New Delhi: Misdirection in farm loans, increase in indirect credit, imbalances in credit between states and crops, misuse of interest subvention are eroding farm credit effectiveness according to just concluded study by The Associated Chamber of Commerce and Industry of India (ASSOCHAM).
Releasing the study on “Farm Credit” here on Sunday, the ASSOCHAM has called for major reforms in agricultural credit disbursement to make the virtual doubling of farm credit every year boost production in this year of low rainfall land also give corresponding dose of increase in output in the coming years.
In an analysis of agricultural credit over the last decade, the chamber listed misdirection in farm loans, increase in proportion of indirect credit by the banks, misuse of interest rate subvention for diverting credit to other sectors, imbalances in quantity of credit in relation to the size of the farms and the crops they raise, and virtual exclusion of small and marginal farms from institutional credit as some of the major problems besetting this sector.
“It is not enough to raise the credit availability to agriculture. It is equally important to ensure that this credit goes to the needy and also disbursement has a correlation with the farming situation at individual and collective level”, says Mr. D S Rawat, Secretary General ASSOCHAM.
The study has underlined the need to reduce transmission costs, correct structural deficiencies in credit policy, issues of credit worthiness should be resolved quickly; problems of lack of collaterals for farm loans should be attended to low value of loans per hectare leads to under utilisation or even diversion.
The concern over disparities in loans to different sectors like small and marginal farmers and large farmers needs to be addressed, “Risk aversion” tendency of bankers generally towards agriculture and especially towards small and marginal farmers should be overcome.
The ASSOCHAM study pointed out that “One of the most significant facts about agriculture in the last few years is the massive increase in public sector, mostly Government support to credit to farming operations. Assuming that the credit is effectively disbursed this massive increase could be seen as a stabiliser and driver of the agricultural economy of the country along with other factors. According to the Reserve Bank of India between year 2000 and 2010 farm loans increased by 755 per cent to Rs. 3,90,000 crores. There has been a further increase with each budget. In 2011-12 it was Rs. 4,75,000 and in 2012-13 Rs. 5,75,00 crores. The following table of recent years’ farm credit by the government is really heart-warming:
Agricultural credit allocated from the Central Government 2006-07 Rs. 2.29 lakh crores 2009-10 Rs. 3.90 lakh crores 2010-11 Rs. 4.68 lakh crores 2011-12 Rs. 4.76 lakh crores 2012-13 Rs. 5.75 lakh crores (proposed)
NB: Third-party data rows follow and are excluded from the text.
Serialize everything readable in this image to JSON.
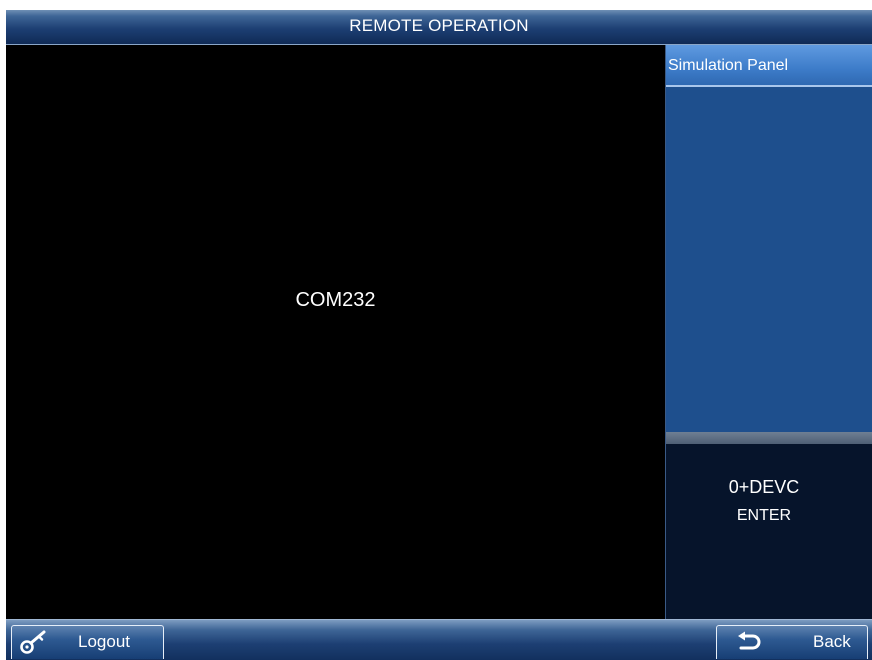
{
  "window": {
    "title": "REMOTE OPERATION"
  },
  "display": {
    "text": "COM232"
  },
  "side_panel": {
    "header": "Simulation Panel",
    "info_line1": "0+DEVC",
    "info_line2": "ENTER"
  },
  "footer": {
    "logout_label": "Logout",
    "logout_icon": "key-icon",
    "back_label": "Back",
    "back_icon": "return-arrow-icon"
  },
  "colors": {
    "panel_header": "#3d7cc9",
    "panel_body": "#1e4f8d",
    "display_bg": "#000000",
    "info_bg": "#06142b"
  }
}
ASSOCHAM study also pointed out that despite the massive increase in Government provision of credit to the agricultural sector over the last one decade, the proportion of total bank credit to this sector in relation to the total bank credit remained more or less the same. This revealed that despite the massive increase in credit to the sector, it was still inadequate considering the increasing intensity of farming, rise in output costs and energy intensive farming techniques.